America spends hundreds of billions treating Alzheimer's disease, and a win in this field could more than double Biogen's top line. Before you get too excited, though, consider the 0% success rate of experimental drugs aimed at modifying Alzheimer's disease progression. Amyloid plaques are widely suspected to be the cause of cognitive decline in Alzheimer's patients, but there are additional molecules of interest. An increasing number of experts believe a combination approach might be necessary to treat the disease.
Even under the assumption that phase 3 aducanumab results will disappoint in 2020, Biogen stock looks like a buy right now. Revenue growth has been somewhat anemic lately, but the slowdown can be largely attributed to the altered trajectory of its best-selling product, Tecfidera.
Following Tecfidera's launch in 2013, scores of multiple sclerosis patients switched from painful injections to the easily swallowed capsules. Improved compliance and a winning risk-to-benefit ratio sent sales of the drug rocketing. Unfortunately, its association with a handful of opportunistic brain infections knocked the drug off course.

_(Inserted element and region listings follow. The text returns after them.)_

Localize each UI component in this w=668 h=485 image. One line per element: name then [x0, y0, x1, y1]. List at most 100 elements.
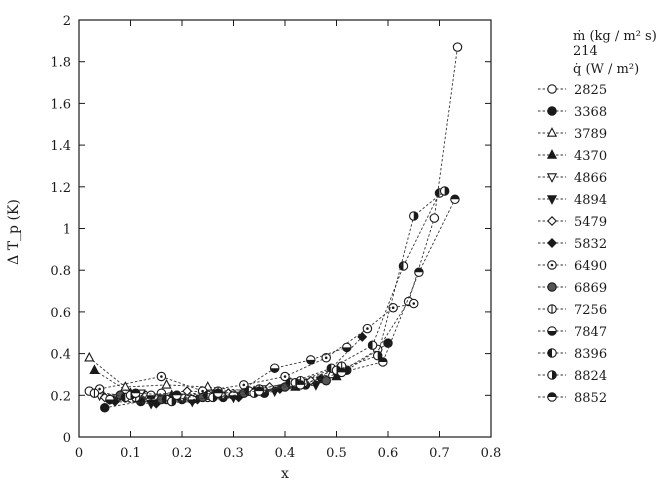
data-point — [105, 394, 115, 405]
y-tick-label: 1.4 — [50, 139, 71, 154]
legend-item: 7847 — [538, 325, 607, 340]
x-tick-label: 0.8 — [481, 446, 502, 461]
legend-marker — [546, 173, 558, 183]
data-point — [439, 186, 450, 196]
data-point — [414, 267, 424, 278]
x-tick-label: 0.5 — [326, 446, 347, 461]
series-6490 — [94, 298, 419, 396]
legend-item: 3368 — [538, 105, 607, 120]
legend-item: 8852 — [538, 391, 607, 406]
y-tick-label: 0.8 — [50, 264, 71, 279]
series-line — [130, 190, 445, 403]
legend-marker — [547, 238, 557, 248]
plot-area — [78, 19, 492, 438]
series-2825 — [84, 42, 463, 403]
legend-label: 5479 — [574, 215, 607, 230]
series-line — [89, 47, 458, 398]
data-point — [408, 298, 419, 309]
x-axis: 0 0.1 0.2 0.3 0.4 0.5 0.6 0.7 0.8 — [75, 20, 501, 461]
legend-item: 4866 — [538, 171, 607, 186]
legend-marker — [547, 106, 557, 116]
data-point — [295, 380, 306, 390]
y-tick-label: 0.2 — [50, 389, 71, 404]
legend-marker — [547, 216, 557, 226]
data-point — [100, 403, 110, 413]
data-point — [321, 353, 331, 363]
series-8852 — [130, 194, 460, 401]
x-tick-label: 0.2 — [172, 446, 193, 461]
legend-marker — [547, 304, 557, 314]
data-point — [305, 355, 316, 365]
legend-label: 8396 — [574, 347, 607, 362]
x-tick-label: 0.1 — [120, 446, 141, 461]
legend-marker — [546, 149, 558, 159]
legend-marker — [547, 392, 557, 402]
legend-item: 6869 — [538, 281, 607, 296]
data-point — [146, 390, 156, 401]
data-point — [172, 390, 182, 401]
data-point — [280, 371, 290, 382]
y-tick-label: 2 — [63, 14, 71, 29]
data-point — [452, 42, 463, 52]
legend-label: 4866 — [574, 171, 607, 186]
legend-marker — [546, 195, 558, 205]
legend-mass-flux-label: ṁ (kg / m² s) — [573, 29, 657, 44]
legend-label: 7847 — [574, 325, 607, 340]
data-point — [89, 364, 100, 375]
y-tick-label: 0.6 — [50, 306, 71, 321]
legend-marker — [547, 348, 557, 358]
legend-marker — [547, 84, 557, 94]
legend-item: 3789 — [538, 127, 607, 142]
legend-item: 4894 — [538, 193, 607, 208]
legend-marker — [547, 326, 557, 336]
legend-marker — [547, 370, 557, 380]
legend-item: 2825 — [538, 83, 607, 98]
legend-marker — [547, 282, 557, 292]
data-point — [182, 386, 193, 397]
data-point — [450, 194, 460, 205]
legend-label: 6869 — [574, 281, 607, 296]
legend: ṁ (kg / m² s) 214 q̇ (W / m²) 2825 3368 37… — [538, 29, 657, 406]
legend-item: 4370 — [538, 149, 607, 164]
y-axis: 0 0.2 0.4 0.6 0.8 1 1.2 1.4 1.6 1.8 2 — [50, 14, 491, 446]
y-axis-label: Δ T_p (K) — [6, 199, 22, 265]
legend-heat-flux-label: q̇ (W / m²) — [573, 62, 639, 77]
y-tick-label: 0.4 — [50, 348, 71, 363]
data-point — [254, 386, 265, 396]
legend-marker — [547, 260, 557, 270]
series-line — [125, 192, 440, 400]
legend-marker — [546, 127, 558, 137]
data-point — [213, 388, 223, 398]
data-point — [357, 331, 368, 342]
series-line — [99, 303, 414, 392]
y-tick-label: 1.2 — [50, 181, 71, 196]
data-point — [342, 342, 352, 353]
data-point — [372, 350, 383, 361]
x-tick-label: 0.6 — [378, 446, 399, 461]
legend-item: 8396 — [538, 347, 607, 362]
legend-item: 5832 — [538, 237, 607, 252]
legend-mass-flux-value: 214 — [573, 44, 598, 59]
data-point — [130, 388, 141, 398]
data-point — [336, 367, 347, 378]
x-tick-label: 0.7 — [429, 446, 450, 461]
legend-label: 4370 — [574, 149, 607, 164]
x-axis-label: x — [281, 466, 289, 482]
data-point — [321, 375, 331, 386]
data-point — [89, 388, 100, 398]
data-point — [156, 371, 167, 382]
data-point — [408, 211, 419, 221]
data-point — [367, 340, 378, 351]
y-tick-label: 1.8 — [50, 56, 71, 71]
legend-label: 8852 — [574, 391, 607, 406]
legend-item: 5479 — [538, 215, 607, 230]
legend-label: 3368 — [574, 105, 607, 120]
data-point — [269, 363, 280, 373]
x-tick-label: 0.4 — [275, 446, 296, 461]
y-tick-label: 0 — [63, 431, 71, 446]
y-tick-label: 1 — [63, 223, 71, 238]
legend-label: 7256 — [574, 303, 607, 318]
legend-label: 4894 — [574, 193, 607, 208]
data-point — [429, 213, 440, 223]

While third-quarter Tecfidera sales grew 10% over the previous year period to an annualized run rate of about $4.14 billion, the company could use another rocket booster -- and it seems the market isn't expecting one to fire up soon. At recent prices, the stock is trading at just 17.2 times trailing earnings, which is far less expensive than the average stock in the broad-market S&P 500 benchmark.
In partnership with Ionis Pharmaceuticals, the underappreciated biotech has a first-in-class candidate for treatment of spinal muscular atrophy under review. If Spinraza earns widely expected approvals, annual sales of the drug could top out at around $2.5 billion.

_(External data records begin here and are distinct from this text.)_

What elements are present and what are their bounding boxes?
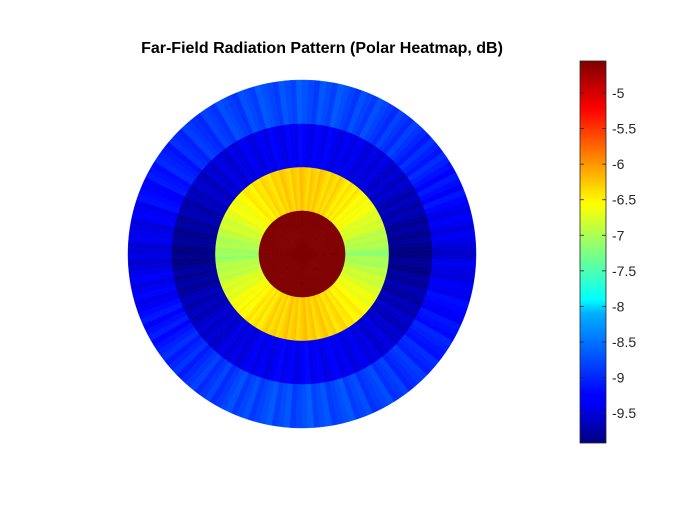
- colorbar-tick-label: -9.5: [612, 405, 636, 421]
- colorbar-tick-label: -8: [612, 298, 625, 314]
- colorbar-tick-label: -7: [612, 227, 625, 243]
- colorbar-gradient: [579, 60, 607, 444]
- colorbar-tick-label: -6: [612, 156, 625, 172]
- heatmap-cell-ring3-sector179: [432, 253, 477, 261]
- colorbar-tick-label: -6.5: [612, 192, 636, 208]
- colorbar-tick-label: -8.5: [612, 334, 636, 350]
- colorbar-tick-label: -9: [612, 370, 625, 386]
- colorbar: -5 -5.5 -6 -6.5 -7 -7.5 -8 -8.5 -9 -9.5: [579, 60, 636, 444]
- colorbar-ticks: -5 -5.5 -6 -6.5 -7 -7.5 -8 -8.5 -9 -9.5: [580, 85, 636, 421]
- chart-title: Far-Field Radiation Pattern (Polar Heatm…: [141, 40, 503, 57]
- colorbar-tick-label: -7.5: [612, 263, 636, 279]
- colorbar-tick-label: -5.5: [612, 121, 636, 137]
- colorbar-tick-label: -5: [612, 85, 625, 101]
- polar-heatmap: [127, 79, 477, 429]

Third-quarter sales of Biogen's hemophilia drugs, Eloctate and Alprolix, rose 46% and 30%, respectively, when compared with the same period last year. Early next year, Biogen also intends to spin off its rare-bleeding-disorder operations into a separately traded company to be named Bioverativ.
With a potential blockbuster warming up, an exciting spinoff coming up, and strong enough cash flows to support a juicy dividend if it wanted to, Biogen looks like a buy. A chance to end the Alzheimer's drought is just icing on the cake.